Top of the Big Data Stack: The Importance of the Software Stack! - Page 4
Instead of a database running on a single server or a small cluster of servers, you now have NoSQL databases running across distributed systems that can run into the hundreds of nodes. Moreover, you also have Big Data systems that are growing by adding more nodes with storage or by adding more storage to existing nodes. Plus, some day, you will have databases running across data centers that are not even in the same continent.
All of the systems need to have the most current and the correct set of device drivers to function properly but the underlying hardware within the system may be different even if it is from the same manufacturer. If you have been a system administrator, you know what happens when you add a new piece of hardware to the system - things immediately break. So how do you manage, monitor, and administer these possibly heterogeneous systems?

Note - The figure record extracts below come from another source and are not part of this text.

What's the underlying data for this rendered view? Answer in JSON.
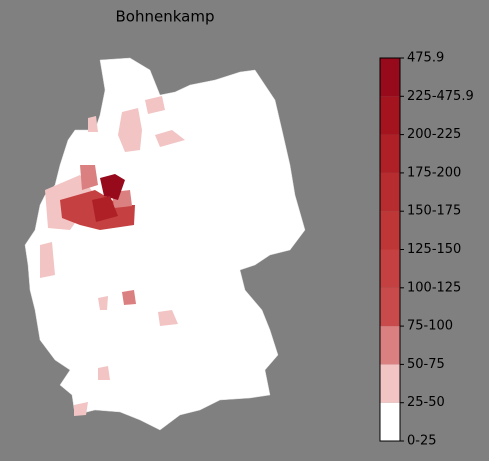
{
  "title": "Bohnenkamp",
  "legend": {
    "labels": [
      "0-25",
      "25-50",
      "50-75",
      "75-100",
      "100-125",
      "125-150",
      "150-175",
      "175-200",
      "200-225",
      "225-475.9",
      "475.9"
    ],
    "colors": [
      "#ffffff",
      "#f2c4c4",
      "#db8080",
      "#c94a4a",
      "#c54040",
      "#be3636",
      "#b72c2e",
      "#ae2026",
      "#a3141f",
      "#960a1c"
    ]
  }
}
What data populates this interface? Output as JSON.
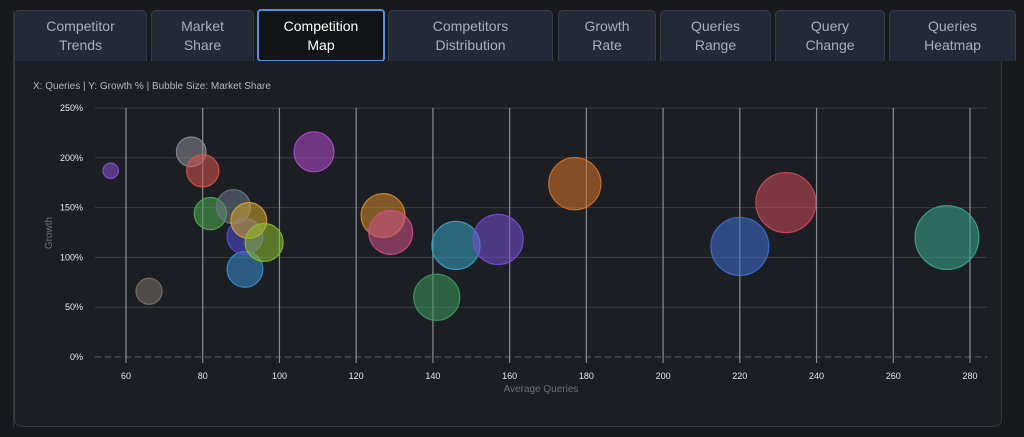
{
  "tabs": [
    {
      "label": "Competitor\nTrends",
      "active": false
    },
    {
      "label": "Market\nShare",
      "active": false
    },
    {
      "label": "Competition\nMap",
      "active": true
    },
    {
      "label": "Competitors\nDistribution",
      "active": false
    },
    {
      "label": "Growth\nRate",
      "active": false
    },
    {
      "label": "Queries\nRange",
      "active": false
    },
    {
      "label": "Query\nChange",
      "active": false
    },
    {
      "label": "Queries\nHeatmap",
      "active": false
    }
  ],
  "panel": {
    "subtitle": "X: Queries | Y: Growth % | Bubble Size: Market Share"
  },
  "chart_data": {
    "type": "scatter",
    "variant": "bubble",
    "title": "",
    "xlabel": "Average Queries",
    "ylabel": "Growth",
    "xlim": [
      53,
      287
    ],
    "ylim": [
      0,
      250
    ],
    "x_ticks": [
      60,
      80,
      100,
      120,
      140,
      160,
      180,
      200,
      220,
      240,
      260,
      280
    ],
    "y_ticks": [
      0,
      50,
      100,
      150,
      200,
      250
    ],
    "y_tick_labels": [
      "0%",
      "50%",
      "100%",
      "150%",
      "200%",
      "250%"
    ],
    "grid": true,
    "legend": "none",
    "size_encoding": "Market Share (relative)",
    "points": [
      {
        "x": 56,
        "y": 187,
        "size": 0.6,
        "color": "#8b4fd6"
      },
      {
        "x": 77,
        "y": 206,
        "size": 2.2,
        "color": "#8a8d93"
      },
      {
        "x": 80,
        "y": 187,
        "size": 2.6,
        "color": "#d9534f"
      },
      {
        "x": 82,
        "y": 144,
        "size": 2.6,
        "color": "#4caf50"
      },
      {
        "x": 88,
        "y": 151,
        "size": 2.9,
        "color": "#6b7686"
      },
      {
        "x": 91,
        "y": 88,
        "size": 3.2,
        "color": "#3b8fd0"
      },
      {
        "x": 91,
        "y": 121,
        "size": 3.2,
        "color": "#5150d8"
      },
      {
        "x": 92,
        "y": 137,
        "size": 3.2,
        "color": "#d4a62a"
      },
      {
        "x": 96,
        "y": 115,
        "size": 3.6,
        "color": "#8cbf2f"
      },
      {
        "x": 66,
        "y": 66,
        "size": 1.7,
        "color": "#78716a"
      },
      {
        "x": 109,
        "y": 206,
        "size": 4.0,
        "color": "#b44bcf"
      },
      {
        "x": 127,
        "y": 142,
        "size": 4.8,
        "color": "#d58a2a"
      },
      {
        "x": 129,
        "y": 125,
        "size": 4.8,
        "color": "#d0508a"
      },
      {
        "x": 146,
        "y": 112,
        "size": 5.8,
        "color": "#3aa3c4"
      },
      {
        "x": 141,
        "y": 60,
        "size": 5.3,
        "color": "#3d9a5e"
      },
      {
        "x": 157,
        "y": 118,
        "size": 6.3,
        "color": "#7650d4"
      },
      {
        "x": 177,
        "y": 174,
        "size": 6.8,
        "color": "#d9742a"
      },
      {
        "x": 220,
        "y": 111,
        "size": 8.4,
        "color": "#3f6fd1"
      },
      {
        "x": 232,
        "y": 155,
        "size": 9.0,
        "color": "#d04a5c"
      },
      {
        "x": 274,
        "y": 120,
        "size": 10.2,
        "color": "#3aa892"
      }
    ]
  }
}
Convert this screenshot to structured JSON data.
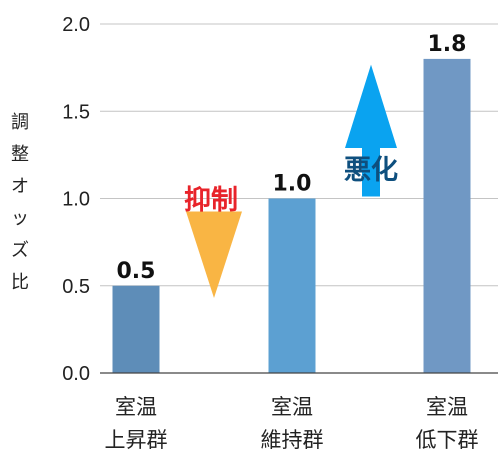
{
  "chart_data": {
    "type": "bar",
    "categories": [
      [
        "室温",
        "上昇群"
      ],
      [
        "室温",
        "維持群"
      ],
      [
        "室温",
        "低下群"
      ]
    ],
    "values": [
      0.5,
      1.0,
      1.8
    ],
    "value_labels": [
      "0.5",
      "1.0",
      "1.8"
    ],
    "bar_colors": [
      "#5e8db8",
      "#5ca0d2",
      "#7098c4"
    ],
    "ylabel": "調整オッズ比",
    "ylim": [
      0,
      2.0
    ],
    "yticks": [
      0.0,
      0.5,
      1.0,
      1.5,
      2.0
    ],
    "ytick_labels": [
      "0.0",
      "0.5",
      "1.0",
      "1.5",
      "2.0"
    ],
    "grid": true,
    "annotations": [
      {
        "text": "抑制",
        "direction": "down",
        "arrow_color": "#f9b544",
        "text_color": "#e8232a",
        "y_from": 1.0,
        "y_to": 0.43
      },
      {
        "text": "悪化",
        "direction": "up",
        "arrow_color": "#0aa3f0",
        "text_color": "#0e4f7e",
        "y_from": 1.0,
        "y_to": 1.75
      }
    ]
  }
}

The HPC community has been working on this problem for several decades now. There are some robust tool sets that allow systems to be remotely deployed, managed, and monitored. There is no secret "admin voodoo" that you need to make this all happen. You do need good management and organizational skills with an eye for attention to detail. You may have 16 nodes from the same vendor but 15 of them have identical network cards and the 16th node has a slightly different version. You have to catalog and document this difference and make sure the tools you’re using can use this card correctly.
While I didn't really talk about the details of device drivers (these discussions happen in dark mysterious places), the impact of device drivers on a Big Data system as a whole can be large. I don't believe the Big Data world has really thought this problem and are writing their own new set of tools for deploying, managing, and monitoring multiple systems that support a single application. My advice is to talk to the HPC folks and ask them how they do it. I think you will be surprised at what that have been able to accomplish.
Big Data is all about taking data, creating information from it, and turning that information into knowledge. Big Data applications take data from various sources and run user applications in the hope of producing this information (knowledge usually comes later).
But, as the term implies, Big Data can involve a great deal of data. Consequently, Big Data developers need to start thinking about how they will scale their applications as the amount of data grows. Consequently, you have to consider parallelism in the Big Data stack.
While many people are focused on the application aspect of Big Data, the underpinnings such as the programming languages, data access techniques, the OS, and management tools can all have a profound impact on the overall performance. As the title says, "no one expects the software stack".